Submersible Disaster

nautilus

Modeling of the submarine “Nautilus” from the 1954 film “20,000 Leagues Under the Sea.”

“You have to do your own growing no matter how tall your grandfather was.” –Abraham Lincoln

“Ma’am, move!”

Nine-year-old Josiah Covington pushed hard against Keisha’s stomach as she was trying to shield him from a barrage of bullets. Her back was to the door and she expected to be dead in the next few seconds, but before she felt the anticipated pain of being shot, the boy’s other hand yanked hard on the elevator’s control lever, moving it from “Ground” to “Bottom.”

Then something hit her from behind, a staggering, off-balance Isaiah Covington, throwing her forward into the boy and causing all three to fall to the floor, as a staccato of pings and bangs hit the closing elevator doors.

Three of the glowing energy bullets pierced the car’s doors and hit the back wall just over their heads as they began their rapid descent.

“Hold on!” Isaiah’s warning was well-advised but ill-timed as none of them were in a position to grab onto the retraining bars above them.
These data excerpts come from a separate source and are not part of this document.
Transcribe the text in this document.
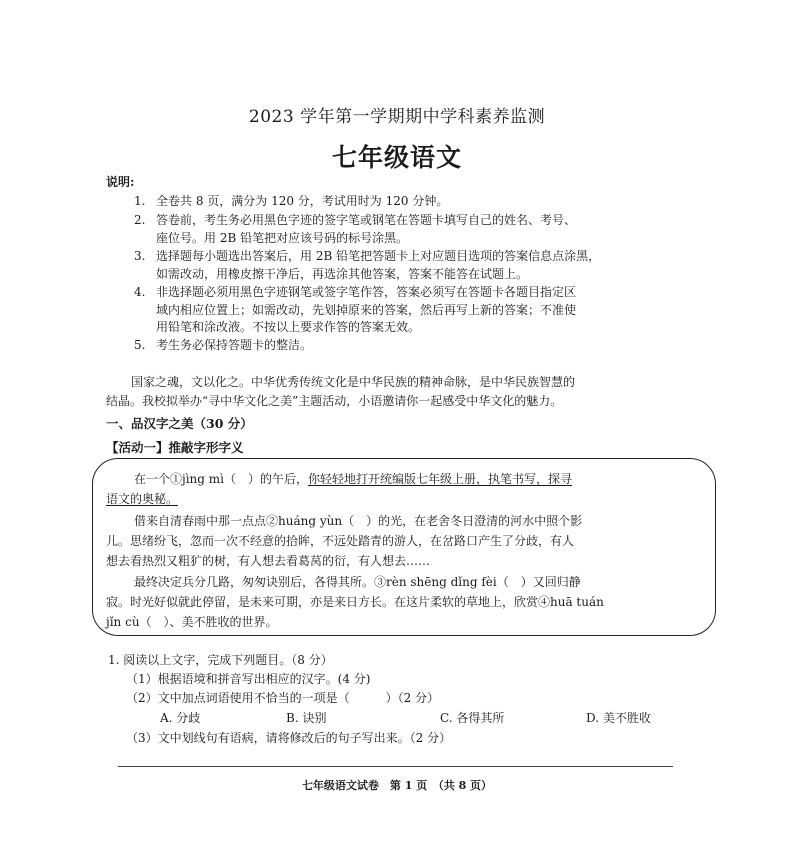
2023 学年第一学期期中学科素养监测
七年级语文
说明:
1. 全卷共 8 页，满分为 120 分，考试用时为 120 分钟。
2. 答卷前，考生务必用黑色字迹的签字笔或钢笔在答题卡填写自己的姓名、考号、
座位号。用 2B 铅笔把对应该号码的标号涂黑。
3. 选择题每小题选出答案后，用 2B 铅笔把答题卡上对应题目选项的答案信息点涂黑，
如需改动，用橡皮擦干净后，再选涂其他答案，答案不能答在试题上。
4. 非选择题必须用黑色字迹钢笔或签字笔作答，答案必须写在答题卡各题目指定区
域内相应位置上；如需改动，先划掉原来的答案，然后再写上新的答案；不准使
用铅笔和涂改液。不按以上要求作答的答案无效。
5. 考生务必保持答题卡的整洁。
国家之魂，文以化之。中华优秀传统文化是中华民族的精神命脉，是中华民族智慧的
结晶。我校拟举办“寻中华文化之美”主题活动，小语邀请你一起感受中华文化的魅力。
一、品汉字之美（30 分）
【活动一】推敲字形字义
在一个①jìng mì（　）的午后，你轻轻地打开统编版七年级上册，执笔书写，探寻
语文的奥秘。
借来自清春雨中那一点点②huáng yùn（　）的光，在老舍冬日澄清的河水中照个影
儿。思绪纷飞，忽而一次不经意的拾眸，不远处踏青的游人，在岔路口产生了分歧，有人
想去看热烈又粗犷的树，有人想去看葛莴的衍，有人想去……
最终决定兵分几路，匆匆诀别后，各得其所。③rèn shēng dǐng fèi（　）又回归静
寂。时光好似就此停留，是未来可期，亦是来日方长。在这片柔软的草地上，欣赏④huā tuán
jǐn cù（　）、美不胜收的世界。
1. 阅读以上文字，完成下列题目。（8 分）
（1）根据语境和拼音写出相应的汉字。(4 分)
（2）文中加点词语使用不恰当的一项是（　　　）（2 分）
A. 分歧	B. 诀别	C. 各得其所	D. 美不胜收
（3）文中划线句有语病，请将修改后的句子写出来。（2 分）
七年级语文试卷　第 1 页　（共 8 页）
All they could do was flounder about on the floor, coughing in the fog of steam and aerosol lubricant released by the elevator’s rapid operation. Then an abrupt deceleration, which Keisha remembered from the last time she’d ridden in this death trap, and a sudden, jarring stop at the bottom of the shaft.

“No time to lose.” The elder Covington was up and off of the irritated, embarrassed fifteen-year-old girl, and out the door.